Corazón

Los pequeños, al cabo de media hora de clase, daban cabezadas y algunos incluso se dormían. El maestro les despertaba haciéndoles cosquillas en las orejas. Los mayores, no; estaban muy despiertos, escuchando con la boca abierta, sin moverse lo más mínimo. Me causaba admiración ver en nuestros bancos a hombres barbudos.

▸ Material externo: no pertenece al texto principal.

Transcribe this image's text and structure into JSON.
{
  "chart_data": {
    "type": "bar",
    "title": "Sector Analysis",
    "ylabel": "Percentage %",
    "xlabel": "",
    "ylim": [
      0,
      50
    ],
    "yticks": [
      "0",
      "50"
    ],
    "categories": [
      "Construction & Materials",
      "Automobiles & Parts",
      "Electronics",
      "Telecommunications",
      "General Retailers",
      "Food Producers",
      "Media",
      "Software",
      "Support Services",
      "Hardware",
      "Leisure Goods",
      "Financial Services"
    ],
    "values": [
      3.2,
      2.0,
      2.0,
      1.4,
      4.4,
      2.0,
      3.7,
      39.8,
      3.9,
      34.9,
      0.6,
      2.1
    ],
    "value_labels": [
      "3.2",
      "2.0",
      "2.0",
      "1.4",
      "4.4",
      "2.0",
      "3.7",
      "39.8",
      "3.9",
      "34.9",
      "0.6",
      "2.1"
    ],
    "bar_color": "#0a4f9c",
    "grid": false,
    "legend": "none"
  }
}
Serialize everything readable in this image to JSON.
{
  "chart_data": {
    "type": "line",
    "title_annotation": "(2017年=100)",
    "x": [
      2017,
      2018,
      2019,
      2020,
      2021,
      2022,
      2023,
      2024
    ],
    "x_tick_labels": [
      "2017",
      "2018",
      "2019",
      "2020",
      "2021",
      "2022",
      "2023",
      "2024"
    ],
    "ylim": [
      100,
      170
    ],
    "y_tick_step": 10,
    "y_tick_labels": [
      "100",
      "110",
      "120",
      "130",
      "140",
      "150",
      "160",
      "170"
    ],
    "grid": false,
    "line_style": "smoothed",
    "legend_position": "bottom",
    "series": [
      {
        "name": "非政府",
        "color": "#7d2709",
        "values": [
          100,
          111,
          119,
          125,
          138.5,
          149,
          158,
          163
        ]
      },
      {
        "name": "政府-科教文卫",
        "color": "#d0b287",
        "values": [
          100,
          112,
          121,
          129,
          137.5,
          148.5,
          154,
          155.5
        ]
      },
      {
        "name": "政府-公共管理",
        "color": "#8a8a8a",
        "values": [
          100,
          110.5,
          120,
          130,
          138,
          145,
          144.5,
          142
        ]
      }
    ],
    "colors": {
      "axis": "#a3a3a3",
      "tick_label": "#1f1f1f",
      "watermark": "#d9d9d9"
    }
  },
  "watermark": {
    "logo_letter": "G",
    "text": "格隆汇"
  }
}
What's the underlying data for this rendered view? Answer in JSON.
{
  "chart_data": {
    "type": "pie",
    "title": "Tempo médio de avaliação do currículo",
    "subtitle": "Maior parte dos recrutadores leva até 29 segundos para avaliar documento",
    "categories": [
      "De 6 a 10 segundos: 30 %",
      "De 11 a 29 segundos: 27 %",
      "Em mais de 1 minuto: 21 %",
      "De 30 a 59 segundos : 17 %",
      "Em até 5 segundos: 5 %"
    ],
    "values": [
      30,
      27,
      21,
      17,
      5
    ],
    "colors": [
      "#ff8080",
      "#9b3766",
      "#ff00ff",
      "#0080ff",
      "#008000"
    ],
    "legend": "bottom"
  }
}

Subimos al piso de arriba, corrí a la puerta de mi clase y vi sentado en mi sitio a un hombre de grandes bigotes, que llevaba una mano vendada, que tal vez se habría lastimado accionando alguna máquina o herramienta; pero con todo se esforzaba por escribir, aunque muy despacio. Lo que más me gustó ver fue que el puesto del albañilito lo ocupaba precisamente su padre, el albañil tan corpulento como un gigante, que apenas cabía sentado, con la barbilla sobre los puños y la vista en el libro, con una atención muy intensa, sin que se le oyera respirar. Y no era una casualidad que estuviese allí, puesto que ya había dicho al Director la primera noche:

—Señor Director, le agradecería que me pusiese en el mismo sitio de mi «hocico de liebre» —pues así es como siempre llama a su hijo.